Another holiday season begins and another year draws slowly to a close.
Nations often set aside an end-of-year reflection to encourage their people to look back on whence they came in order to better glimpse where they are going.
Thanksgiving begins this period for us in the United States. Admittedly, given the capitalist conspicuous consumption that surrounds this holiday there is something ironic about it all. We are asked to over-eat and to count up the things for which we are thankful… accounting for our “thanks” the way we make the lists for the binge buying that so many will do on Black Friday or Cyber Monday.
But I want to discourage each of us from being thankful in a list making sort of way. Or of passing along to friends or families some kind of “thank you” that comes with a too easy “oh, how thankful I am for you.”

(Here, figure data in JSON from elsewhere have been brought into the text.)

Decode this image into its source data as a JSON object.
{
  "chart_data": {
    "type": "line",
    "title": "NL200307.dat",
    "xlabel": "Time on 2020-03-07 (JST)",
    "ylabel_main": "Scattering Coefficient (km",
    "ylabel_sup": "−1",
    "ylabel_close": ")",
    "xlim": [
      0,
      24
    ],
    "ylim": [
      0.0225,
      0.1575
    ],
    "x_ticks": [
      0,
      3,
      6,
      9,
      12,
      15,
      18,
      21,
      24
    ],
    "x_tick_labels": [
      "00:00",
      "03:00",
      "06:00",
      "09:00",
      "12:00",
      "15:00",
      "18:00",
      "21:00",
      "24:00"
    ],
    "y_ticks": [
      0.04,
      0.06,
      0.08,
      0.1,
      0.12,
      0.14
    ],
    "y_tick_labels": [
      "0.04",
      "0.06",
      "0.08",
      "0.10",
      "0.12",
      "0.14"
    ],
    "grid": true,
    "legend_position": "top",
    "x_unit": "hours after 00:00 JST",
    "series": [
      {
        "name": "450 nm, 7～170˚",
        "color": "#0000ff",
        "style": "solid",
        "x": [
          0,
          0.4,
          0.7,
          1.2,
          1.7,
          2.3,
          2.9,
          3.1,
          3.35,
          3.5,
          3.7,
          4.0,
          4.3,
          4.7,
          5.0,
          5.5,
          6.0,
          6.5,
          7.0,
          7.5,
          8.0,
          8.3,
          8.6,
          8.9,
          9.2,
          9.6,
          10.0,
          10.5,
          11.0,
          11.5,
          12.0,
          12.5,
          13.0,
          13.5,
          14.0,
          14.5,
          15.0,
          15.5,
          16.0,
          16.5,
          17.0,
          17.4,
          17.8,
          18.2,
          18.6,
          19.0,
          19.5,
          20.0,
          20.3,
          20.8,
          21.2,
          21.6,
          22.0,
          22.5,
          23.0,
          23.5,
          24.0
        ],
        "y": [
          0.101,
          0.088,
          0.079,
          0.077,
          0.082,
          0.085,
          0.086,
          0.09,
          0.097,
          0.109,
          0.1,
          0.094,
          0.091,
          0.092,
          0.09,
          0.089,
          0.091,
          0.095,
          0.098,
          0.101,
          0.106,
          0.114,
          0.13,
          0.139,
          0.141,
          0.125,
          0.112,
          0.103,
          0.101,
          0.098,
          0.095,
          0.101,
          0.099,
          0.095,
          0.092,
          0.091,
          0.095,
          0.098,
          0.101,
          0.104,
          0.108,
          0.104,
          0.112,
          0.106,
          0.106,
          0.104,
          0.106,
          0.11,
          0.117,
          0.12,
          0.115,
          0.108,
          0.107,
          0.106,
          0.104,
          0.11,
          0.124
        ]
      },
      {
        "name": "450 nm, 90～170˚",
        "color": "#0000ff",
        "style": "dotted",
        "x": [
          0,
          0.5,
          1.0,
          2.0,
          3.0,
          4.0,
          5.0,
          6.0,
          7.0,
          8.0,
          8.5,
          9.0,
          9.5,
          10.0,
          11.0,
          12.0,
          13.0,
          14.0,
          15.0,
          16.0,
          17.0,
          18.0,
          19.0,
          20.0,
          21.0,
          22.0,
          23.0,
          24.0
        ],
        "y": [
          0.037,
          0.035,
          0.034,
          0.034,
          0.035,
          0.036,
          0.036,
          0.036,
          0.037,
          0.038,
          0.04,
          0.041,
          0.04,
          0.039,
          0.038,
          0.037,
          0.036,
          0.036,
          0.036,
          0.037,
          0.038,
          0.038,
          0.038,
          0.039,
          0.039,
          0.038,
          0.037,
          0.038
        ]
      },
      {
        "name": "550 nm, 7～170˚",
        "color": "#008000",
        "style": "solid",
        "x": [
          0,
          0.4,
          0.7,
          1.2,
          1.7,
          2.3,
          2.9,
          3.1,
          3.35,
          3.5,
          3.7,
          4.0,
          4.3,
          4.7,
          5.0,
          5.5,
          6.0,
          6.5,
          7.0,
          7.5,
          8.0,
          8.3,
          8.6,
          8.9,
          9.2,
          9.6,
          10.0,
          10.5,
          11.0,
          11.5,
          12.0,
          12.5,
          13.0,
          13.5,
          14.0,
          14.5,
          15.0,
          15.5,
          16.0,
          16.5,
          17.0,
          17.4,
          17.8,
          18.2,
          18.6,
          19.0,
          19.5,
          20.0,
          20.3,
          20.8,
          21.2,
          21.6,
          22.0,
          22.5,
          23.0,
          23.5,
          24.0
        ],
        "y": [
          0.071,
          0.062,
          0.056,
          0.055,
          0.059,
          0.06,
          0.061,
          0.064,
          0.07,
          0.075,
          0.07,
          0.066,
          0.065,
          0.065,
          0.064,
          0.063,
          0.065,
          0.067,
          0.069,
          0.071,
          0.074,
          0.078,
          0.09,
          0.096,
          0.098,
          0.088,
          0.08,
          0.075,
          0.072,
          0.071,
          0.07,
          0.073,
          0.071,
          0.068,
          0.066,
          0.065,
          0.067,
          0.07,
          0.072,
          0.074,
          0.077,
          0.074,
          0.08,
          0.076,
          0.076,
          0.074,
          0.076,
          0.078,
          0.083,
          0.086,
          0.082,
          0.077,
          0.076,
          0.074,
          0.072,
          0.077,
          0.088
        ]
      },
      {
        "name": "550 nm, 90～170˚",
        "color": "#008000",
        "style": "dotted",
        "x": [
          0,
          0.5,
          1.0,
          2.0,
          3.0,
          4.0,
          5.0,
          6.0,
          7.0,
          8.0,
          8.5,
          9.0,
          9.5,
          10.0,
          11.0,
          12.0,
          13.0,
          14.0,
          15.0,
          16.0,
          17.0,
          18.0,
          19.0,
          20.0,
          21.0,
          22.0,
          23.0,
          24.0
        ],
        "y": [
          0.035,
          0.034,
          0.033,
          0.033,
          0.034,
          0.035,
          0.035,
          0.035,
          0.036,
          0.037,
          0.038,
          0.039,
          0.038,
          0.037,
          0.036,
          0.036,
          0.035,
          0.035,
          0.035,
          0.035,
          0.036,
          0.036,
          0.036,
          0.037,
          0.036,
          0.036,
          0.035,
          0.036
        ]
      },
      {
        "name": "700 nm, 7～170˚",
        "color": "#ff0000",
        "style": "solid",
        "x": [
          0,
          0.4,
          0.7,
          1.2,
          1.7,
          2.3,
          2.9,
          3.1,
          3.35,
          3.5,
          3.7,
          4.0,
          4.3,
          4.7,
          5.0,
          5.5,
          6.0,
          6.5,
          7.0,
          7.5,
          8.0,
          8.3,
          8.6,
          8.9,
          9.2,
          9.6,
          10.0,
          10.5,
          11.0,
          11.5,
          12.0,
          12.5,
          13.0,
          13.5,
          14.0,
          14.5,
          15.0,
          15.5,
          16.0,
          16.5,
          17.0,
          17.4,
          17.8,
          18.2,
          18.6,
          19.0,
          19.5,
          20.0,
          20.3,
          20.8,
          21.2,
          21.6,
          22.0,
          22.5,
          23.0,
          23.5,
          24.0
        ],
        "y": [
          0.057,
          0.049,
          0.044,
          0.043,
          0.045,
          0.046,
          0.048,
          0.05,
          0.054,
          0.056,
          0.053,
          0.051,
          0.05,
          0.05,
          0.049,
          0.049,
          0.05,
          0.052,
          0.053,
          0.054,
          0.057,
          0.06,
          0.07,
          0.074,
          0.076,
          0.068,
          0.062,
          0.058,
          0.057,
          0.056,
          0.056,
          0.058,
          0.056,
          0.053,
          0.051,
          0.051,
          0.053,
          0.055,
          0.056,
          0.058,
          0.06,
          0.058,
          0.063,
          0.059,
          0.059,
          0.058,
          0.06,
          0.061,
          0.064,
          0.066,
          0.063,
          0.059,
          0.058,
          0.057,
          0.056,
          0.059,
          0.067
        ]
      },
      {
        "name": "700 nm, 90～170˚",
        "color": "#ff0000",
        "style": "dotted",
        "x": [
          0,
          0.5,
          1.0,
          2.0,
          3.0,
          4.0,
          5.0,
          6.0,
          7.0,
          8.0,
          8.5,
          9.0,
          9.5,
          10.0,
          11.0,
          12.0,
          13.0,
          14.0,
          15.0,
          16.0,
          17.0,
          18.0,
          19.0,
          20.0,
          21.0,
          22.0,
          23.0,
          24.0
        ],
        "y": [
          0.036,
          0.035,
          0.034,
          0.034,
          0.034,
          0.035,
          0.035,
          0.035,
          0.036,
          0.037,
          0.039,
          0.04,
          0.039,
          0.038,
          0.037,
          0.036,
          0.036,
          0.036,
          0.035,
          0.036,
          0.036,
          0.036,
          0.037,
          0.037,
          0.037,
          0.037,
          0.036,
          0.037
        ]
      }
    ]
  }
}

I want to discourage this behavior because thanks-giving should not be an easy thing. Thanks-giving should not be a quick thing. Thanks-giving should not be a “by the way” thing.
In the ancient days, think and thank were the same word–‘tong”, the Indo-European root for feel. So giving thanks should be something done thought-fully–from thinking at length upon the things that help you make sense of the world.
Being thank-full means embracing how you think fully about your whole life and all of your concerns. Hold yourself free of the rush of the everyday, reflect on where you find yourself, feel your living: joyous, painful, bland…
**FEEL** your living. Pleasant, unpleasant, neutral.
Feel–you’re **LIVING.**
Fully thanking as thinking fully.
Experience how you care about the world, about others, about your own being. And evaluate how open you are for the world, for others, and even for your own being.
Either giving thanks is a gifting-of-thinking to each other or it is merely thoughtless behavior, a silence made of empty words.